|Ph.D Student||Shazman Shula|
|Subject||Computational Approaches for Characterizing|
|Department||Department of Biology||Supervisor||Professor Yael Mandel-Gutfreun|
|Full Thesis text|
Protein structure could provide new insights into the biological function of a protein and could help design better experiments to learn its biological roles. Moreover, deciphering the interactions of a protein with other molecules could contribute to the understanding of protein function within the cell. During my PhD studies, I applied a machine learning approach for predicting and classifying RNA-binding proteins from their three-dimensional structures. The method is based on characterizing unique properties of electrostatic patches on the protein surface. Using an ensemble of general protein features and specific properties extracted from the electrostatic patches, a support vector machine (SVM) was trained successfully to differentiate RNA-binding proteins from other positively-charged proteins that do not bind nucleic acids. Furthermore, by applying a multi-class SVM we were able to classify automatically the RNA-binding proteins based on their RNA target, for example, whether it binds a ribosomal RNA, a transfer RNA or a messenger RNA. However, the method was unable to differentiate RNA-binding proteins from DNA-binding proteins.
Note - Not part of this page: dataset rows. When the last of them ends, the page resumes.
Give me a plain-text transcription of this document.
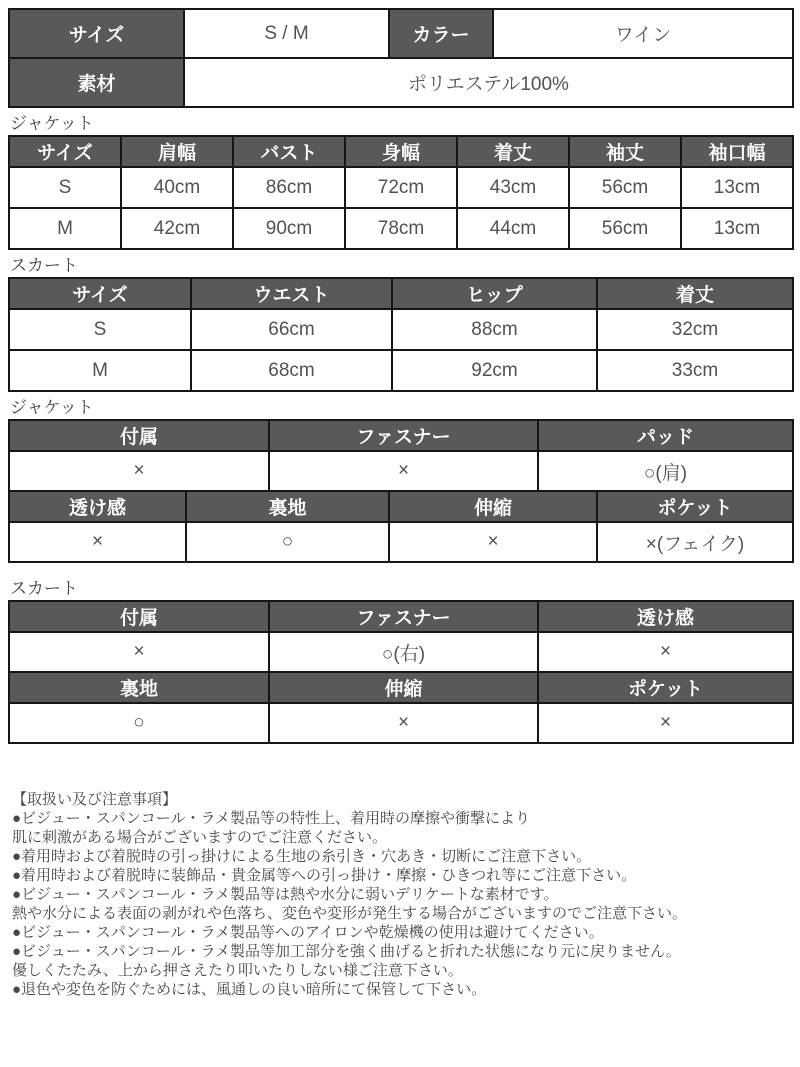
サイズ	S / M	カラー	ワイン
素材	ポリエステル100%		
ジャケット
サイズ	肩幅	バスト	身幅	着丈	袖丈	袖口幅
S	40cm	86cm	72cm	43cm	56cm	13cm
M	42cm	90cm	78cm	44cm	56cm	13cm
スカート
サイズ	ウエスト	ヒップ	着丈
S	66cm	88cm	32cm
M	68cm	92cm	33cm
ジャケット
付属	ファスナー	パッド
×	×	○(肩)
透け感	裏地	伸縮	ポケット
×	○	×	×(フェイク)
スカート
付属	ファスナー	透け感
×	○(右)	×
裏地	伸縮	ポケット
○	×	×
【取扱い及び注意事項】
●ビジュー・スパンコール・ラメ製品等の特性上、着用時の摩擦や衝撃により
肌に刺激がある場合がございますのでご注意ください。
●着用時および着脱時の引っ掛けによる生地の糸引き・穴あき・切断にご注意下さい。
●着用時および着脱時に装飾品・貴金属等への引っ掛け・摩擦・ひきつれ等にご注意下さい。
●ビジュー・スパンコール・ラメ製品等は熱や水分に弱いデリケートな素材です。
熱や水分による表面の剥がれや色落ち、変色や変形が発生する場合がございますのでご注意下さい。
●ビジュー・スパンコール・ラメ製品等へのアイロンや乾燥機の使用は避けてください。
●ビジュー・スパンコール・ラメ製品等加工部分を強く曲げると折れた状態になり元に戻りません。
優しくたたみ、上から押さえたり叩いたりしない様ご注意下さい。
●退色や変色を防ぐためには、風通しの良い暗所にて保管して下さい。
DNA- and RNA-binding proteins are expected to differ in their structural properties, consistent with the different properties of their natural ligand; DNA usually adopts a classical B-form double-helix, while RNA adopts A-form helices frequently interrupted by internal loops and bulges. The geometry and shape of the binding interface are suggested to play important roles in the specific recognition of their unique partner; however, currently there is no successful method for differentiating DNA- from RNA-binding interfaces. During my PhD studies, I focused on a differential geometry method to characterize the difference between DNA- and RNA-binding interfaces. Differential geometry has been used commonly until now in object recognition applications, such as three-dimensional (3D) facial recognition. In our study, by exploiting differential geometry we describe the molecular surface as a distribution of local surface shapes. The uniqueness of the current method is that it can describe any molecular surface shape regardless of ligand information, and it is not limited to protein-ligand interactions that follow the “lock and key” paradigm. Combining geometric and electrostatic properties with a machine learning approach trained on experimentally solved three-dimensional structures of proteins, we succeeded in differentiating between double-stranded DNA and single-stranded RNA-binding proteins with 83% accuracy. Finally, we propose that the differential geometry approach employed here for NA-binding interface prediction will be applicable for many other molecular recognition problems and specifically in drug design.